Curiously, inherent in his statement was an acknowledgement that life had gotten better - he could buy those new clothes, those special new year foods year round, now, whereas they were rare in his childhood. Yet, it was the very poverty he had escaped that made those things special. They gave him a feeling that mass consumerism cannot now provide.

Home is where the heart is: Beijing car-hailing app drivers' journey

A screen grab shows driver Zhu, his plate number, his car type, orders he has taken via Didi, and the credit he gets from passengers.

"There is nothing like the moon when it was full in my village," said Zhu, who grew up in a farming family in Henan. "It was so bright in the sky that when you looked down the road you could see all the grass by the wayside. I just don't get that feeling anymore."

We were trying to catch a glimpse of the moon in the sky on that smoggy Beijing night, a difficult thing since it was constantly obscured by the tall buildings surrounding us, and dimmed by the myriad lights of the city. "When we ate soybeans by the light of the moon after cooking them over the fire, they were the sweetest things in the world," Zhu continued. "I don't know how to find such soybeans anymore."

Here he was, in the capital of a rising China, behind the wheel of a Roewe and capable of earning 20,000 yuan a month on a good month driving it. He has his own house and car, a wife and kid, but somehow something has been lost in the move from hometown to capital, from poverty to the middle class.

Being from Singapore, which was growing at the rate China does now in the 80s, I was not too surprised by this strain of nostalgia, because it is one I have seen in my own culture in the face of development.

Whether it was poets bemoaning the clean up of the Singapore River (which had a legendary stink from the pollution) as "losing its soul", or painters resolutely depicting the attap huts of villages which have all but vanished from the island, our art reflected a need to memorialize and honor the things being swallowed up by modernity.

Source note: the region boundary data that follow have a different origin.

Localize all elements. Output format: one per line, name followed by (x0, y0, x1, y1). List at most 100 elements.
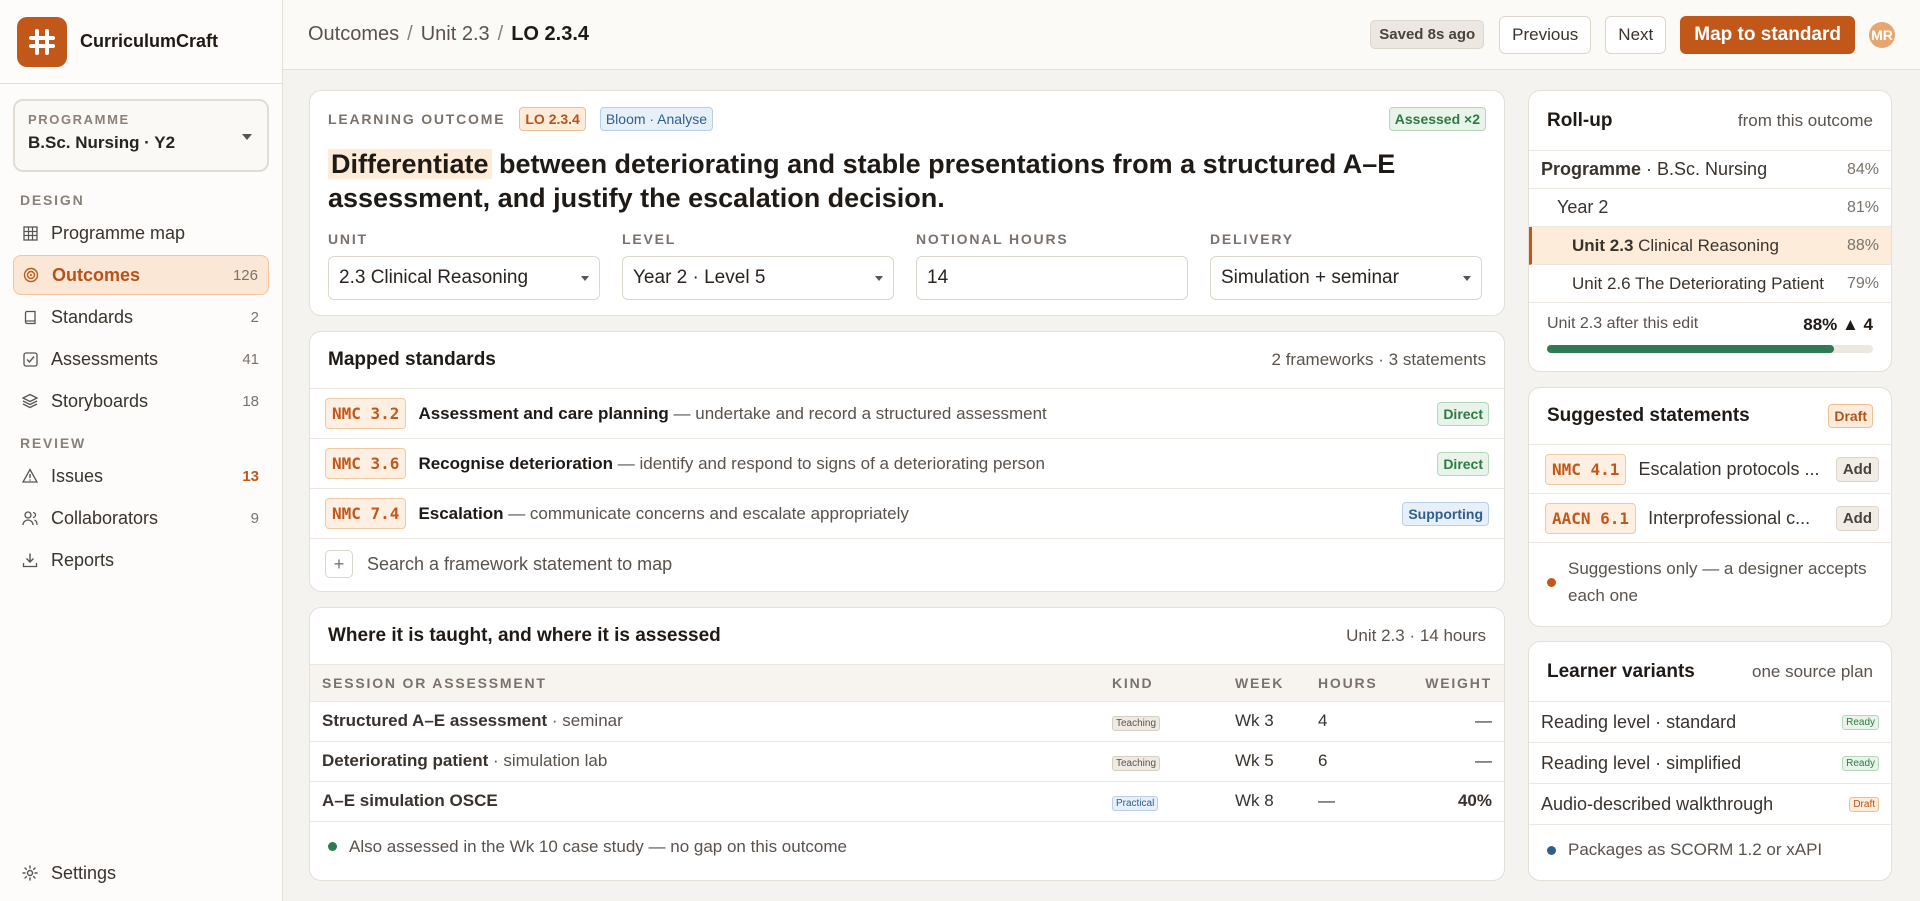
rollup-row[interactable]: Programme · B.Sc. Nursing 84% (1529, 151, 1891, 189)
status-dot-icon (1547, 577, 1556, 587)
column-header: KIND (1100, 665, 1223, 702)
chevron-down-icon (581, 276, 589, 281)
mapped-standard-row[interactable]: NMC 3.6 Recognise deterioration — identif… (310, 439, 1504, 489)
week-cell: Wk 3 (1223, 701, 1306, 742)
sidebar-item-settings[interactable]: Settings (13, 853, 270, 893)
sidebar-item-label: Collaborators (51, 507, 159, 528)
rollup-percent: 88% (1846, 236, 1879, 254)
review-nav: Issues 13 Collaborators 9 Reports (0, 456, 282, 580)
programme-select[interactable]: PROGRAMME B.Sc. Nursing · Y2 (13, 99, 269, 172)
column-header: SESSION OR ASSESSMENT (310, 665, 1100, 702)
outcome-fields: UNIT 2.3 Clinical Reasoning LEVEL Year 2 · … (328, 231, 1488, 311)
field-select[interactable]: Simulation + seminar (1210, 256, 1482, 300)
sidebar-item-issues[interactable]: Issues 13 (13, 456, 269, 496)
previous-button[interactable]: Previous (1499, 15, 1592, 54)
avatar[interactable]: MR (1869, 21, 1895, 48)
variant-row[interactable]: Audio-described walkthrough Draft (1529, 784, 1891, 825)
suggested-title: Suggested statements (1547, 405, 1750, 426)
field-select[interactable]: Year 2 · Level 5 (622, 256, 894, 300)
mapped-standards-title: Mapped standards (328, 349, 496, 370)
sidebar-item-standards[interactable]: Standards 2 (13, 297, 269, 337)
suggested-text: Escalation protocols ... (1638, 458, 1820, 479)
outcome-statement[interactable]: Differentiate between deteriorating and … (328, 147, 1458, 215)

We are simply seeing the same phenomenon in China, which changes at such a break-neck pace that sometimes, it exceeds the human capacity to fully comprehend. Just because we are intellectually able to adapt to modernity and technology does not necessarily mean we are emotionally able to process it.

But perhaps the drivers' sentiments are also part of the age-old human predilection for viewing the past through rose-colored lenses - a normal part of an aging person's nostalgia for their youth, no matter what the circumstances.

"My life now is just about earning more money," says Zhu with a sigh. "We were so carefree then - the moon of our youth is the best moon."